When employees receive thorough policy training, they are prepared to successful complete their assigned job task. Using your adopted policies as part of your employee training will help ensure that there is consistency in your operations and reinforces expectations. Each month a critical task of your agencies operation should be addressed through training and policy review. Just think if you take one topic a month you will have covered (12 ) critical tasks by the end of the year.

Everyone knows policies and procedures are an essential component of any agency. Policies are critical for successful operations as they address foreseeability as well as provide a guideline for pertinent areas of operations and constitutes what is expected. Utilizing adopted procedures during decision making ensures that vision of the sheriff office is followed, but good decision can only be made if policy is communicated and known.

Attacking policy during litigation is easy, either you followed the established protocols, or you didn’t, so how do you ensure staff are doing what is written? Policy failure begins with administration, simply adopting and implementing procedures is only one step of the process, training and ensuring continuous education on written protocols is provided.
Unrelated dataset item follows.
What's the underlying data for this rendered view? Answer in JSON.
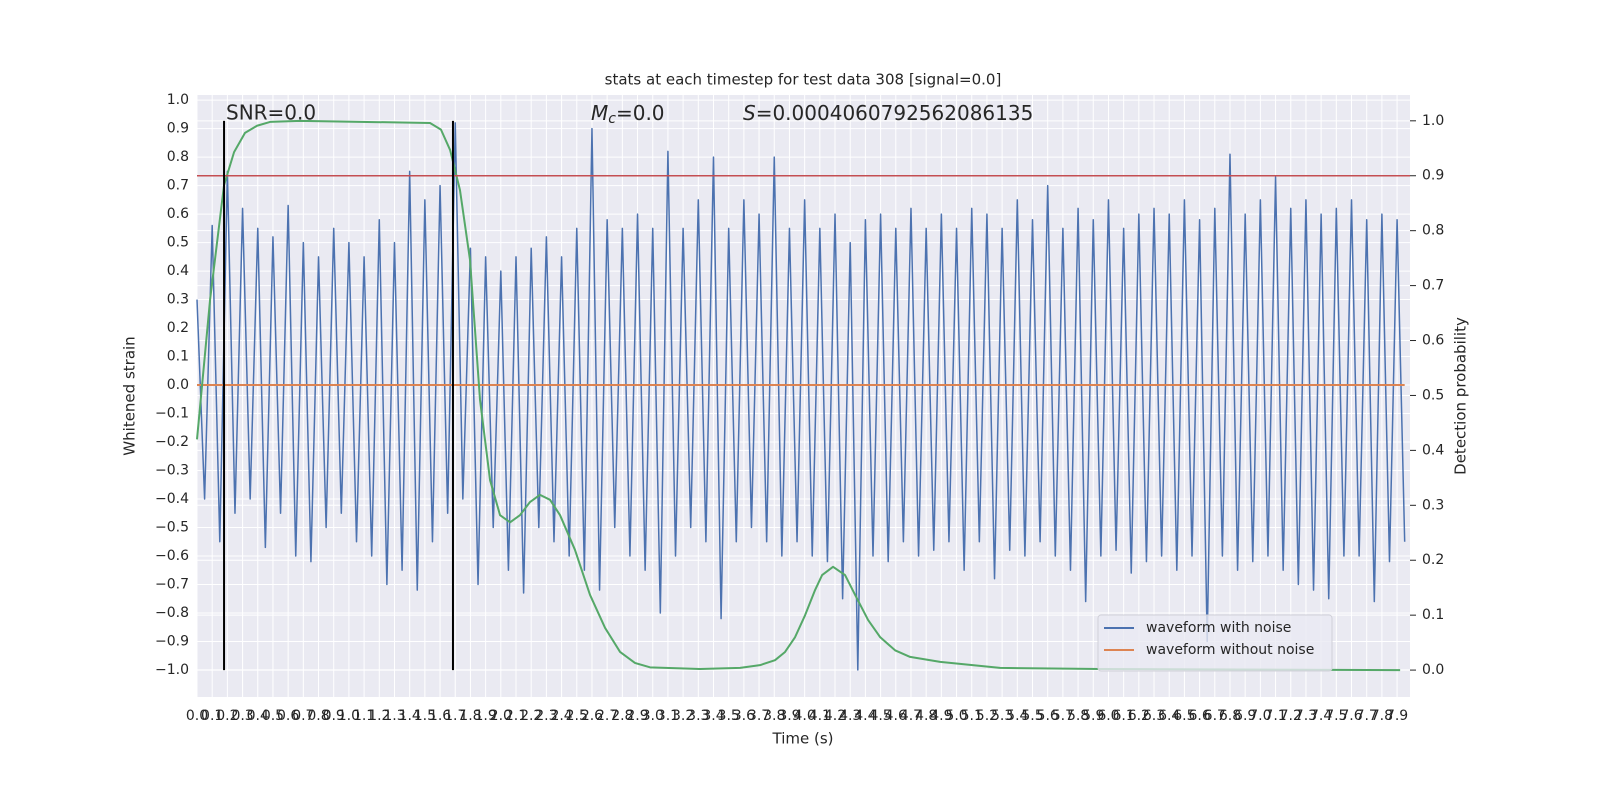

Policy fails because it is assumed employees read the procedure and will follow the way the sequence of guidelines were established. The true fact is most read the policy or scan it once over, if no other training mechanism is put into place policy won’t be reviewed until the employee is concerned their actions on a certain job task was called into question.

Policy and procedures are rendered useless without trainings, if administration neglects continuous education policy failure will eventually happen. Risk management starts with administration and ensure that exposures are limited, policy training is critical, not only for administration, but the county and of course the employee.
In the event litigation occurs documented policy training can provide affirmative defense as long as efforts were taken to train and educate employees. Effective procedure training is largely a matter of explaining, refining and repeating.

Remember policies and procedures will fail if employees and administration don’t follow them.